Greed: a film by Erich von Stroheim is from the Classic Film Scripts series and was published in 1972. It contains the full shooting script of the original unedited movie, reviews and commentaries by the actors and cameramen involved with the picture, as well as a candid article by von Stroheim himself. As I had just watched the 239-minute partially restored version of the film the day before I started to read this book, and then watched the 133-minute general release that same evening, I was able to recall everything in the movie as I spent two weeks with this hefty script. At 352 pages this was also a weighty book as the paper was thick.
I am glad I watched the longer version of the movie first, as I now feel that the shorter version (albeit the version that was released to the public) would have been harder to follow because of continuity issues. I say this in retrospect after having read the script for the original 8½-hour movie. With the 239-minute or four-hour version still fresh in my mind I was able to fill in the backstories with the script. The entire film made so much more sense with the added scenes in the script, such as the McTeagues’ deterioration from happy newlyweds to a miserly quibbling couple. This transformation was a slow evolution over the 8½ hours instead of the Jekyll and Hyde switch as depicted in the released print. Another detail found in the full script which was entirely cut out and not even included in the partially restored version depicted the reason Trina Sieppe needed to see the (impostor) dentist McTeague. She had been injured in an accident after she fell off a swing which her fiancé Marcus had been pushing. In both versions of the film I saw, she and Marcus simply showed up at McTeague’s dental office. The two subplots, one excised completely and the other almost entirely from the released print were fleshed out in the script. Only hints of each subplot were included in the partial 239-minute restoration. One unfortunate character, that of Zerkow the junkman, was cut out entirely in the released print, so the subplot involving him never even existed.
Von Stroheim had the propensity to refer to McTeague in stage directions using the words “stupid” or “stupidly”. Although I usually take notes to include passages of the text within my reviews, I knew that I could pick up the script and open it anywhere and without any great effort find such references, such as “The cashier roars and McTeague moves away, gazing stupidly at the blue pasteboard.” and “McTeague looks up and nods stupidly as Marcus and Trina walk over towards the door.”. The reader or movie viewer knows that despite being an unlicenced dentist McTeague is not the brightest of men and rather slow on the uptake.
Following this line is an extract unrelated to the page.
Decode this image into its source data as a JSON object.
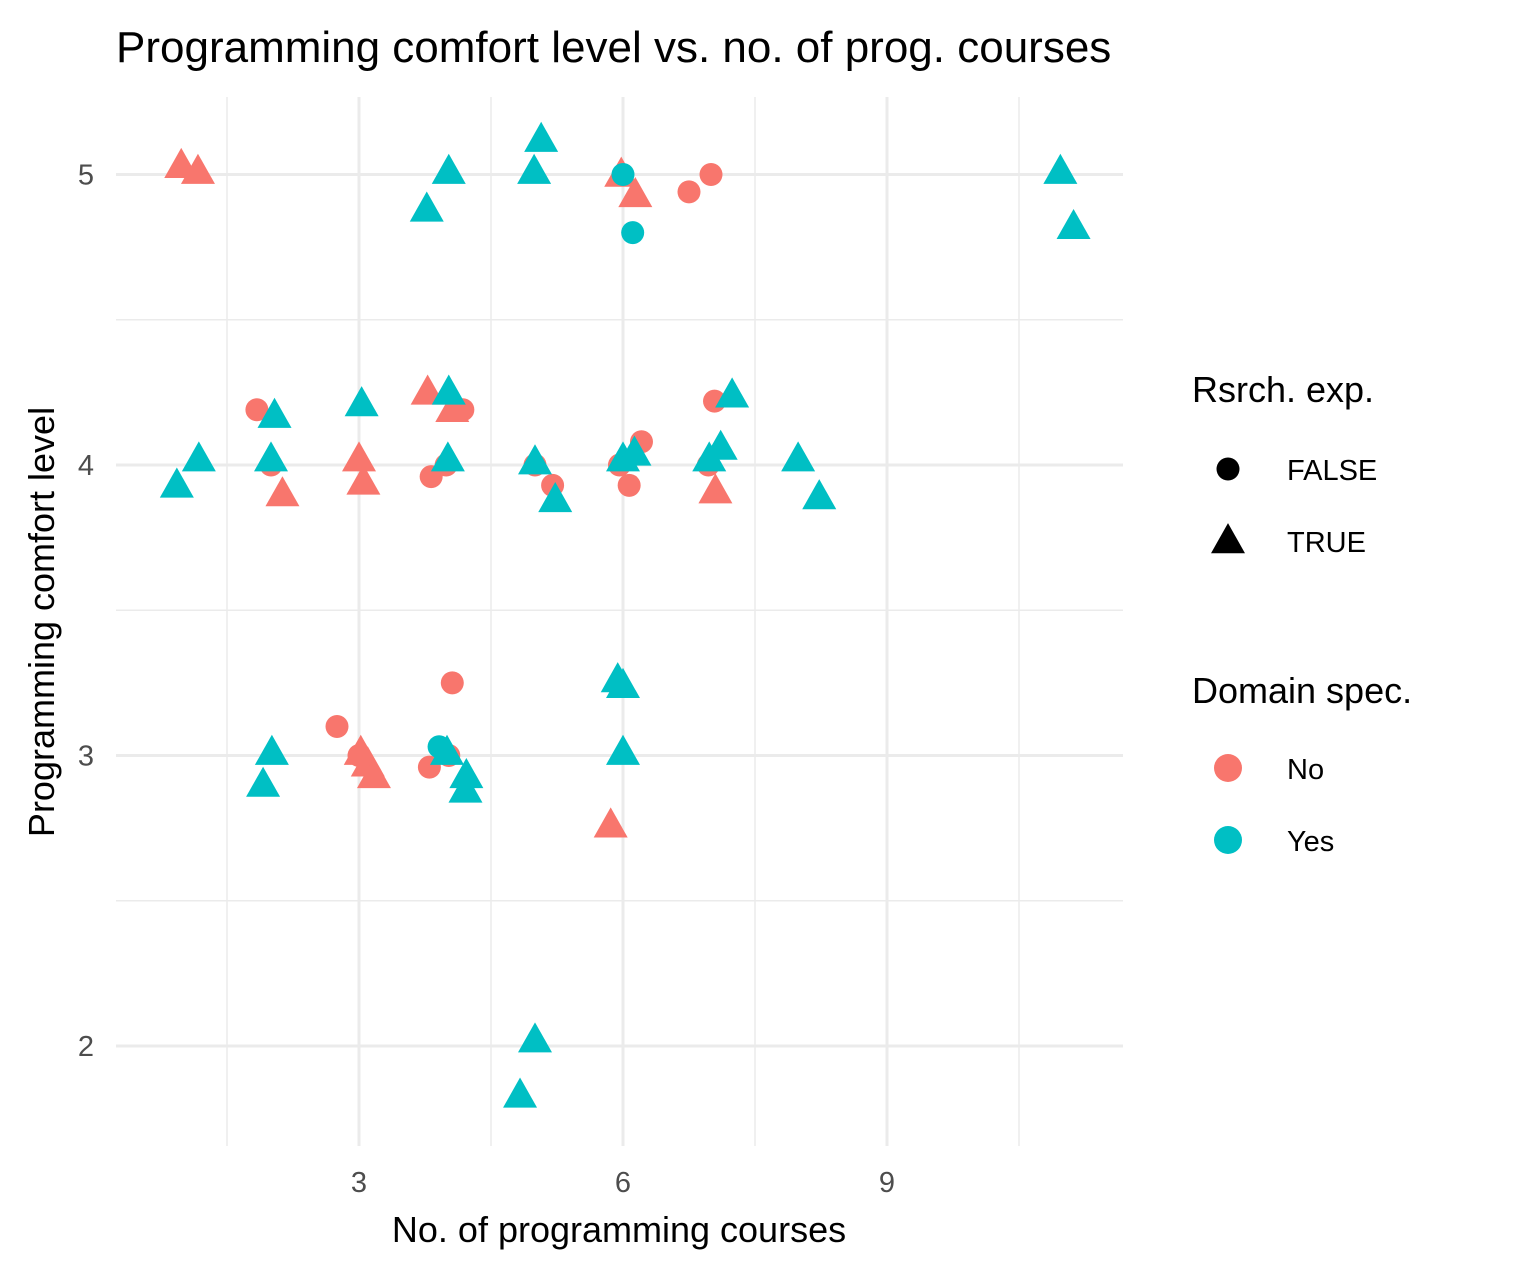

That said, the overuse of “stupid” made it seem as if von Stroheim wanted to portray him as an imbecile.
No matter what sources I have checked since seeing both versions of the film and reading the script, I could not find out how long the von Stroheim original was. Was it ten hours? The very first line about the shooting script states that it was ten hours. Or was it less than eight? Most sources claim 8½ hours. I recalled this inconsistency as I read the commentaries about shooting on location in Death Valley. Actor Jean Hersholt claimed that the temperature soared to 161°F, which is an exaggeration to say the least. Cameraman William Daniels wrote that it was 132°F in the shade and von Stroheim himself recalled that it was “142 degrees Fahrenheit in the shade, and no shade.”. Only the Daniels claim seems plausible.
Von Stroheim was a filmmaker schooled in realism; he shot “Greed” entirely on location in San Francisco and used no studio sets. The final scenes were set in Death Valley, which, in 1924, was not yet developed as a tourist destination. I myself have driven through Death Valley and even with roads and park offices it is still a desolate place that lives up to its name. The commentaries by those involved in the movie are most riveting when reading about these Death Valley scenes. Now that I have seen the movie I have to wonder if the horses, mules and canary actually died or were deliberately killed during the filming. The movie makes it seem as if the animals are genuinely suffering and I cannot imagine that in 1924 there were regulations in place to ensure humane treatment.
The experience of reading the full script was an eye-opener, as I was given access to the editing room where I managed to “see” the entire film before bits of it were cut out and left on the floor. I want to watch the four-hour restoration again, now able to fill in the blanks with what I gleaned from the script.